Desenho: Mauro Aniceto

As vozes de um racismo velado na vida de um negro

Quer mesmo saber como foi?
Quando você era criança, você teve uma infância pesada.
Consegue se lembrar?
Da ponte pra cá como vocês gostam de falar.
Caso não se lembre não se preocupe que vou lhe ajudar a se recordar.
É que dia sim e que dia não,
Na sua casa faltava comida na panela e dinheiro para o pão.
Para sanar o problema daquela desnutrição.
Não foi fácil ter que trabalhar e estudar, né?
Aí, ainda no primário,
As duas reprovações na terceira série vieram.
Isso foi tão forte para você,
Que você quase saiu da escola para sempre, lembra?
E mesmo assim, você teimoso que é acha que vai conseguir chegar lá.
Continua tentando sem parar achando que é o mágico de Oz.
Andando com os pés descalços sem cansar,
Pé sem sorte, pé preto preso as correntes.
Quantas vezes você foi a locaute pela rejeição
E quis se enforcar com as próprias correntes do pé?
Quantas vezes você já foi jogado na lona?
Não basta você ser sempre nota 10,
a sua pele sempre te condena.
Para você não existe fórmula mágica da paz.
E mesmo assim, você ainda quer ir adiante achando que é gente grande?
Homem na estrada?

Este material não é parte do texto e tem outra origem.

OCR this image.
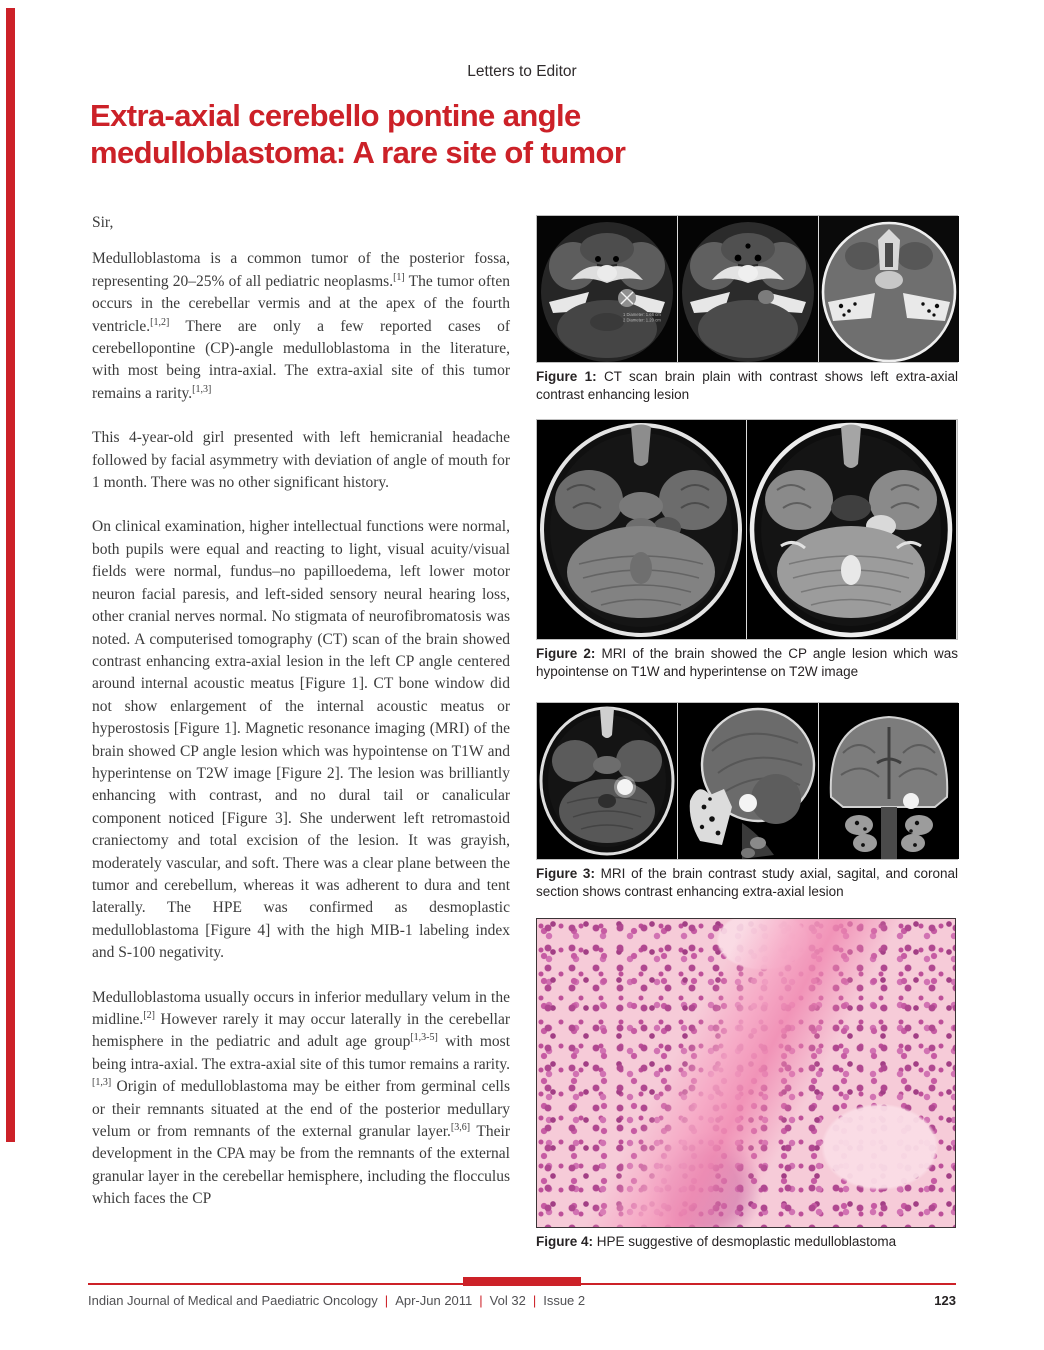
Letters to Editor
Extra-axial cerebello pontine angle
medulloblastoma: A rare site of tumor

Sir,

Medulloblastoma is a common tumor of the posterior fossa, representing 20–25% of all pediatric neoplasms.[1] The tumor often occurs in the cerebellar vermis and at the apex of the fourth ventricle.[1,2] There are only a few reported cases of cerebellopontine (CP)-angle medulloblastoma in the literature, with most being intra-axial. The extra-axial site of this tumor remains a rarity.[1,3]

This 4-year-old girl presented with left hemicranial headache followed by facial asymmetry with deviation of angle of mouth for 1 month. There was no other significant history.

On clinical examination, higher intellectual functions were normal, both pupils were equal and reacting to light, visual acuity/visual fields were normal, fundus–no papilloedema, left lower motor neuron facial paresis, and left-sided sensory neural hearing loss, other cranial nerves normal. No stigmata of neurofibromatosis was noted. A computerised tomography (CT) scan of the brain showed contrast enhancing extra-axial lesion in the left CP angle centered around internal acoustic meatus [Figure 1]. CT bone window did not show enlargement of the internal acoustic meatus or hyperostosis [Figure 1]. Magnetic resonance imaging (MRI) of the brain showed CP angle lesion which was hypointense on T1W and hyperintense on T2W image [Figure 2]. The lesion was brilliantly enhancing with contrast, and no dural tail or canalicular component noticed [Figure 3]. She underwent left retromastoid craniectomy and total excision of the lesion. It was grayish, moderately vascular, and soft. There was a clear plane between the tumor and cerebellum, whereas it was adherent to dura and tent laterally. The HPE was confirmed as desmoplastic medulloblastoma [Figure 4] with the high MIB-1 labeling index and S-100 negativity.

Medulloblastoma usually occurs in inferior medullary velum in the midline.[2] However rarely it may occur laterally in the cerebellar hemisphere in the pediatric and adult age group[1,3-5] with most being intra-axial. The extra-axial site of this tumor remains a rarity.[1,3] Origin of medulloblastoma may be either from germinal cells or their remnants situated at the end of the posterior medullary velum or from remnants of the external granular layer.[3,6] Their development in the CPA may be from the remnants of the external granular layer in the cerebellar hemisphere, including the flocculus which faces the CP

1 Diameter: 1.66 cm
2 Diameter: 1.20 cm
Figure 1: CT scan brain plain with contrast shows left extra-axial contrast enhancing lesion
Figure 2: MRI of the brain showed the CP angle lesion which was hypointense on T1W and hyperintense on T2W image
Figure 3: MRI of the brain contrast study axial, sagital, and coronal section shows contrast enhancing extra-axial lesion
Figure 4: HPE suggestive of desmoplastic medulloblastoma
Indian Journal of Medical and Paediatric Oncology | Apr-Jun 2011 | Vol 32 | Issue 2	123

Tá bom.
Gente como vocês, da sua raça, são acéfalos e ignorantes.  
E tem como provar, seu fracasso já é prova viva disso.
Então quer dizer que você quer tentar de novo?

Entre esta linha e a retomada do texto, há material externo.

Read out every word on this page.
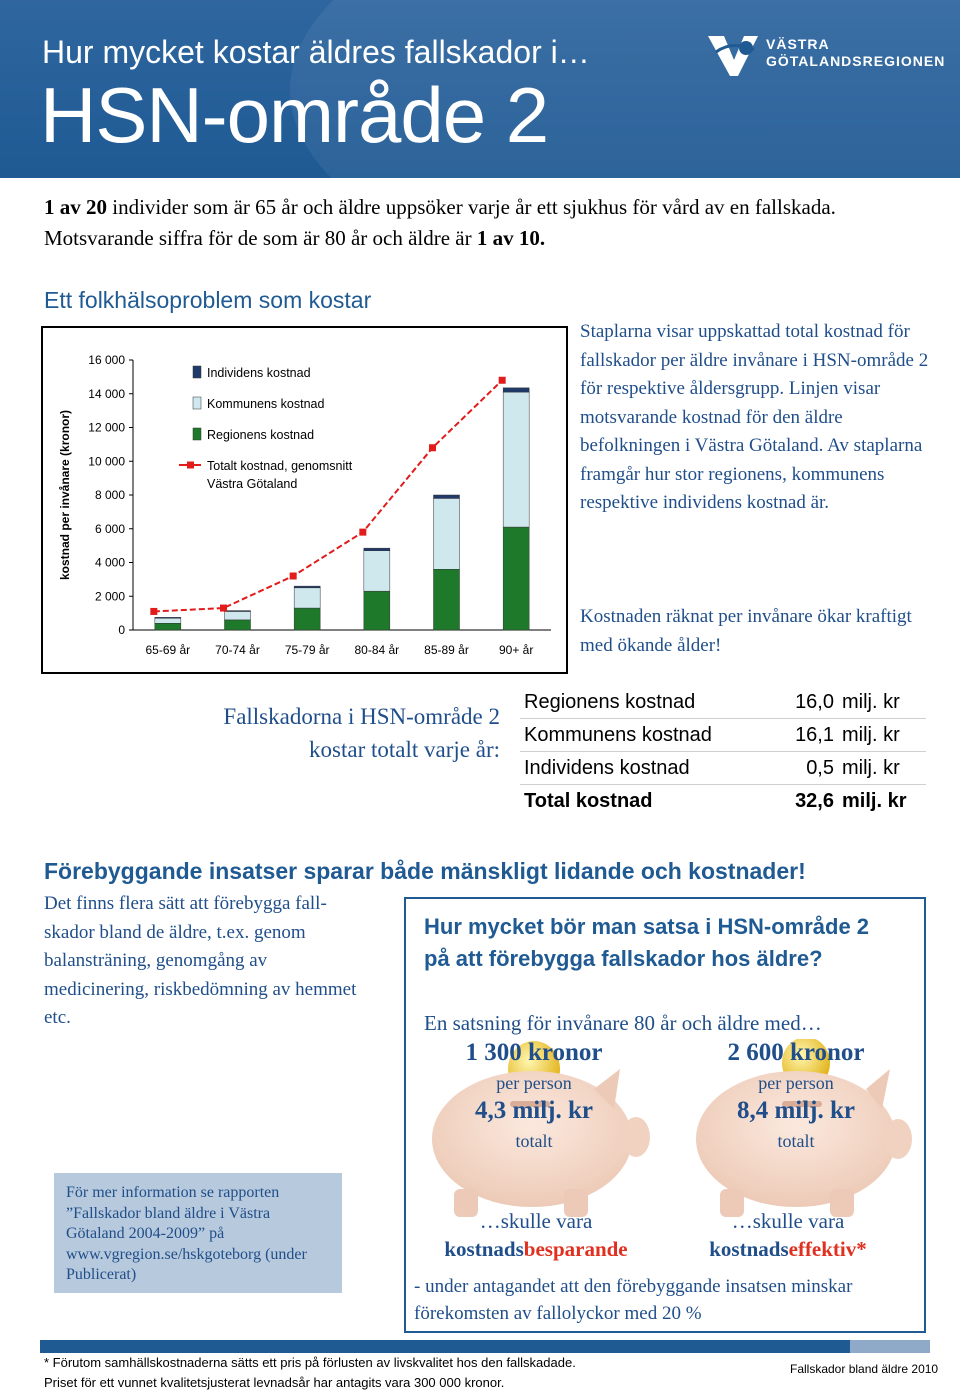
Hur mycket kostar äldres fallskador i…
HSN-område 2
VÄSTRA
GÖTALANDSREGIONEN
1 av 20 individer som är 65 år och äldre uppsöker varje år ett sjukhus för vård av en fallskada. Motsvarande siffra för de som är 80 år och äldre är 1 av 10.
Ett folkhälsoproblem som kostar
16 000
14 000
12 000
10 000
8 000
6 000
4 000
2 000
0
kostnad per invånare (kronor)
65-69 år 70-74 år 75-79 år 80-84 år 85-89 år	90+ år
Individens kostnad
Kommunens kostnad
Regionens kostnad
Totalt kostnad, genomsnitt
Västra Götaland
Staplarna visar uppskattad total kostnad för fallskador per äldre invånare i HSN-område 2 för respektive åldersgrupp. Linjen visar motsvarande kostnad för den äldre befolkningen i Västra Götaland. Av staplarna framgår hur stor regionens, kommunens respektive individens kostnad är.
Kostnaden räknat per invånare ökar kraftigt med ökande ålder!
Fallskadorna i HSN-område 2
kostar totalt varje år:
Regionens kostnad	16,0	milj. kr
Kommunens kostnad	16,1	milj. kr
Individens kostnad	0,5	milj. kr
Total kostnad	32,6	milj. kr
Förebyggande insatser sparar både mänskligt lidande och kostnader!
Det finns flera sätt att förebygga fall-skador bland de äldre, t.ex. genom balansträning, genomgång av medicinering, riskbedömning av hemmet etc.
Hur mycket bör man satsa i HSN-område 2 på att förebygga fallskador hos äldre?
En satsning för invånare 80 år och äldre med…
1 300 kronor
per person
4,3 milj. kr
totalt
…skulle vara
kostnadsbesparande
2 600 kronor
per person
8,4 milj. kr
totalt
…skulle vara
kostnadseffektiv*
- under antagandet att den förebyggande insatsen minskar förekomsten av fallolyckor med 20 %
För mer information se rapporten ”Fallskador bland äldre i Västra Götaland 2004-2009” på www.vgregion.se/hskgoteborg (under Publicerat)
* Förutom samhällskostnaderna sätts ett pris på förlusten av livskvalitet hos den fallskadade.
Priset för ett vunnet kvalitetsjusterat levnadsår har antagits vara 300 000 kronor.
Fallskador bland äldre 2010
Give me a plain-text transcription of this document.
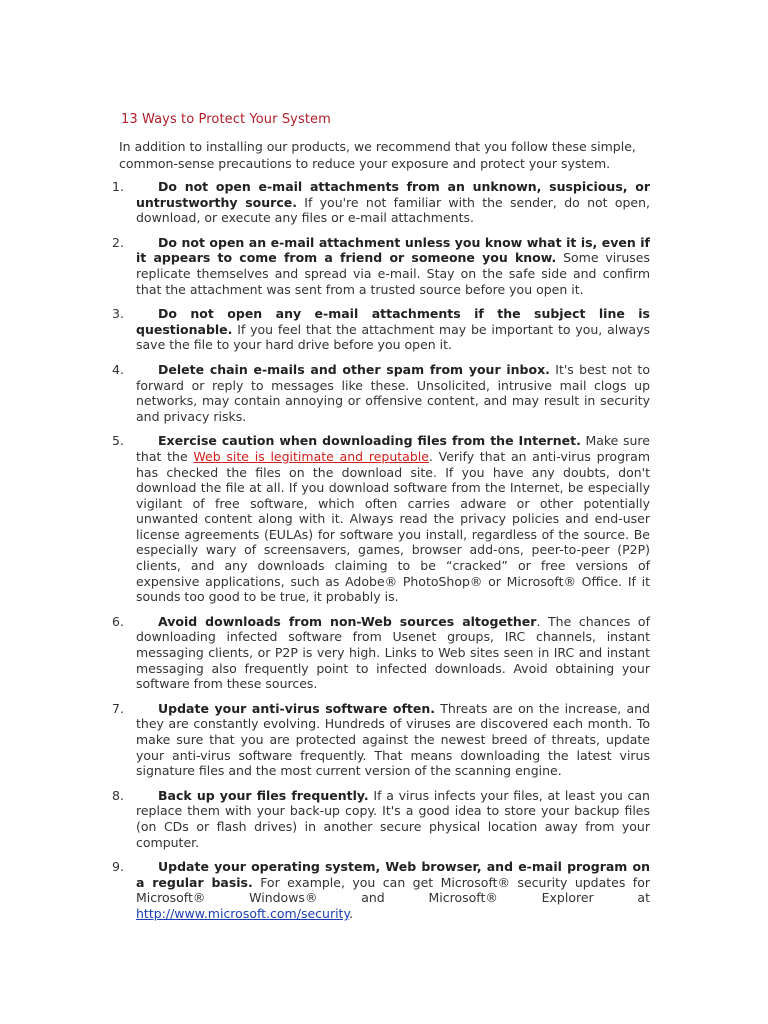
13 Ways to Protect Your System

In addition to installing our products, we recommend that you follow these simple, common-sense precautions to reduce your exposure and protect your system.

1.	Do not open e-mail attachments from an unknown, suspicious, or untrustworthy source. If you're not familiar with the sender, do not open, download, or execute any files or e-mail attachments.
2.	Do not open an e-mail attachment unless you know what it is, even if it appears to come from a friend or someone you know. Some viruses replicate themselves and spread via e-mail. Stay on the safe side and confirm that the attachment was sent from a trusted source before you open it.
3.	Do not open any e-mail attachments if the subject line is questionable. If you feel that the attachment may be important to you, always save the file to your hard drive before you open it.
4.	Delete chain e-mails and other spam from your inbox. It's best not to forward or reply to messages like these. Unsolicited, intrusive mail clogs up networks, may contain annoying or offensive content, and may result in security and privacy risks.
5.	Exercise caution when downloading files from the Internet. Make sure that the Web site is legitimate and reputable. Verify that an anti-virus program has checked the files on the download site. If you have any doubts, don't download the file at all. If you download software from the Internet, be especially vigilant of free software, which often carries adware or other potentially unwanted content along with it. Always read the privacy policies and end-user license agreements (EULAs) for software you install, regardless of the source. Be especially wary of screensavers, games, browser add-ons, peer-to-peer (P2P) clients, and any downloads claiming to be “cracked” or free versions of expensive applications, such as Adobe® PhotoShop® or Microsoft® Office. If it sounds too good to be true, it probably is.
6.	Avoid downloads from non-Web sources altogether. The chances of downloading infected software from Usenet groups, IRC channels, instant messaging clients, or P2P is very high. Links to Web sites seen in IRC and instant messaging also frequently point to infected downloads. Avoid obtaining your software from these sources.
7.	Update your anti-virus software often. Threats are on the increase, and they are constantly evolving. Hundreds of viruses are discovered each month. To make sure that you are protected against the newest breed of threats, update your anti-virus software frequently. That means downloading the latest virus signature files and the most current version of the scanning engine.
8.	Back up your files frequently. If a virus infects your files, at least you can replace them with your back-up copy. It's a good idea to store your backup files (on CDs or flash drives) in another secure physical location away from your computer.
9.	Update your operating system, Web browser, and e-mail program on a regular basis. For example, you can get Microsoft® security updates for Microsoft® Windows® and Microsoft® Explorer at http://www.microsoft.com/security.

Tá ouvindo alguém lhe chamar?
Não cansa de passar vergonha e ser humilhado como sempre?
Tenha dó de si mesmo e deixe isso para lá indigente.
Nunca leu Monteiro Lobato?
Olhe para sua cor,
Olha para sua falta de grana;
Olhe sua casa,
Olha a sua favela;
Olhe esse jeans seu velho,
Olha essa peita sua velha;
E tenha vergonha nessa sua cara preta.
E não vem falar que ama tudo isso, ou aquilo.

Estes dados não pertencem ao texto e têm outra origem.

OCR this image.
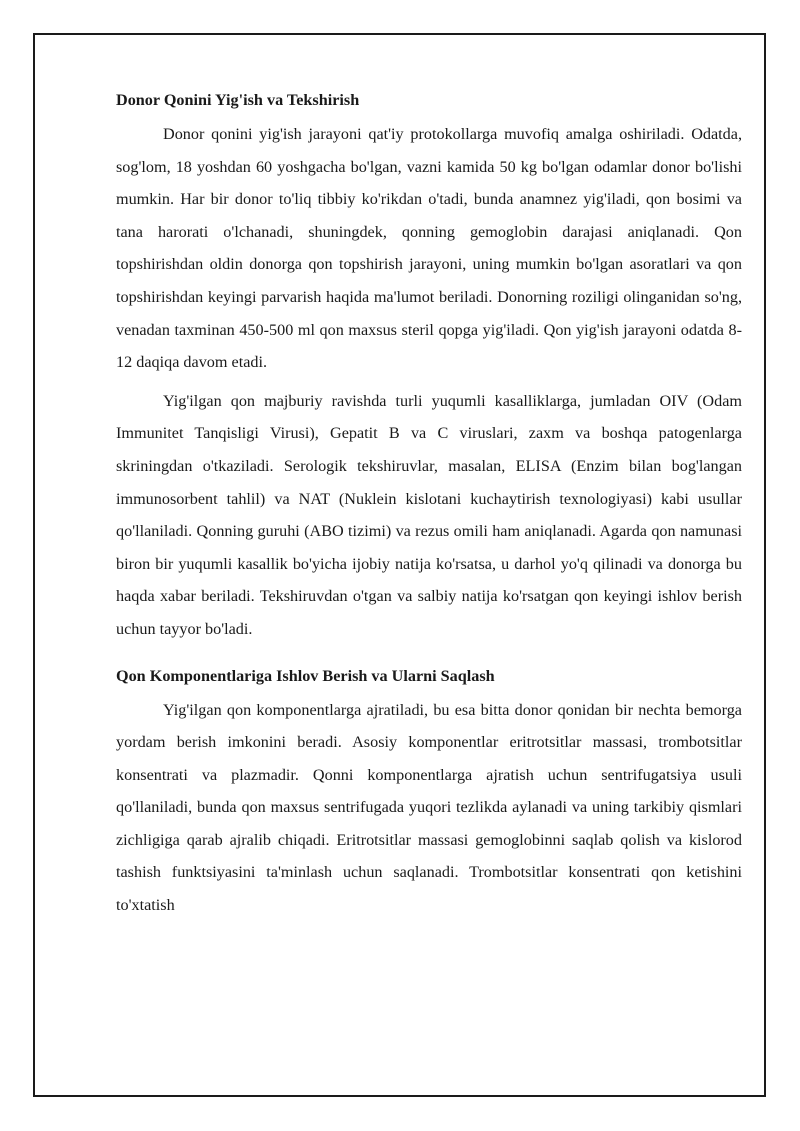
Donor Qonini Yig'ish va Tekshirish

Donor qonini yig'ish jarayoni qat'iy protokollarga muvofiq amalga oshiriladi. Odatda, sog'lom, 18 yoshdan 60 yoshgacha bo'lgan, vazni kamida 50 kg bo'lgan odamlar donor bo'lishi mumkin. Har bir donor to'liq tibbiy ko'rikdan o'tadi, bunda anamnez yig'iladi, qon bosimi va tana harorati o'lchanadi, shuningdek, qonning gemoglobin darajasi aniqlanadi. Qon topshirishdan oldin donorga qon topshirish jarayoni, uning mumkin bo'lgan asoratlari va qon topshirishdan keyingi parvarish haqida ma'lumot beriladi. Donorning roziligi olinganidan so'ng, venadan taxminan 450-500 ml qon maxsus steril qopga yig'iladi. Qon yig'ish jarayoni odatda 8-12 daqiqa davom etadi.

Yig'ilgan qon majburiy ravishda turli yuqumli kasalliklarga, jumladan OIV (Odam Immunitet Tanqisligi Virusi), Gepatit B va C viruslari, zaxm va boshqa patogenlarga skriningdan o'tkaziladi. Serologik tekshiruvlar, masalan, ELISA (Enzim bilan bog'langan immunosorbent tahlil) va NAT (Nuklein kislotani kuchaytirish texnologiyasi) kabi usullar qo'llaniladi. Qonning guruhi (ABO tizimi) va rezus omili ham aniqlanadi. Agarda qon namunasi biron bir yuqumli kasallik bo'yicha ijobiy natija ko'rsatsa, u darhol yo'q qilinadi va donorga bu haqda xabar beriladi. Tekshiruvdan o'tgan va salbiy natija ko'rsatgan qon keyingi ishlov berish uchun tayyor bo'ladi.

Qon Komponentlariga Ishlov Berish va Ularni Saqlash

Yig'ilgan qon komponentlarga ajratiladi, bu esa bitta donor qonidan bir nechta bemorga yordam berish imkonini beradi. Asosiy komponentlar eritrotsitlar massasi, trombotsitlar konsentrati va plazmadir. Qonni komponentlarga ajratish uchun sentrifugatsiya usuli qo'llaniladi, bunda qon maxsus sentrifugada yuqori tezlikda aylanadi va uning tarkibiy qismlari zichligiga qarab ajralib chiqadi. Eritrotsitlar massasi gemoglobinni saqlab qolish va kislorod tashish funktsiyasini ta'minlash uchun saqlanadi. Trombotsitlar konsentrati qon ketishini to'xtatish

E que tem orgulho de ter nascido na Senzala e não na Casa Grande.
Quem tem falha não vai subir para o céu e você sabe bem disso, né?
E veja que você que é culpado, quem mandou nascer dessa cor?
Como dizia seu irmão mais velho, já nasceu falhado.
E olha que ele era preto também, só que filho de outro pai.  
Você é o prego e o homem branco é o martelo.
Sempre foi assim e sempre vai ser.
Parabéns por ser esforçado parceiro,
Mas não vou pagar almoço atoa para você.
E não adianta querer transforma o futuro,
Sonhar deveria ser proibido para os negros,
Para preto não passar vergonha como você passa todos os dias.
E lembra que depois de velho vai ter que sustentar sua mãe e a si mesmo.
Então quer ser vida loka e desrespeitar as regras?
Você já sabe que a vida é um desafio.
Você não se lembra?
Não adianta pagar de Negro Drama.
Na escola você era aluno nota zero.
Como você não lembra que começou a labutar ainda criança?
Que por fetiche de moleque revoltado,
Comprava a própria comida e os próprios brinquedos do natal.
Quem te falou que você vai chegar lá?
Para com isso, já falei que você não vai chegar lá andando.
É um por amor e dois por dinheiro, né?
E assim, você acaba explorado.
Tá bom, você entrou, mas agora quero ver sair.
Afinal: você sabe que preto quando não cagá na entrada,
Vai cagar na saída, então para colega que ta feio.
Aliás, é bonito ser feio?
Desceu para o play, agüenta o jogo.
Se apelar com brincadeira vai provar que é violento.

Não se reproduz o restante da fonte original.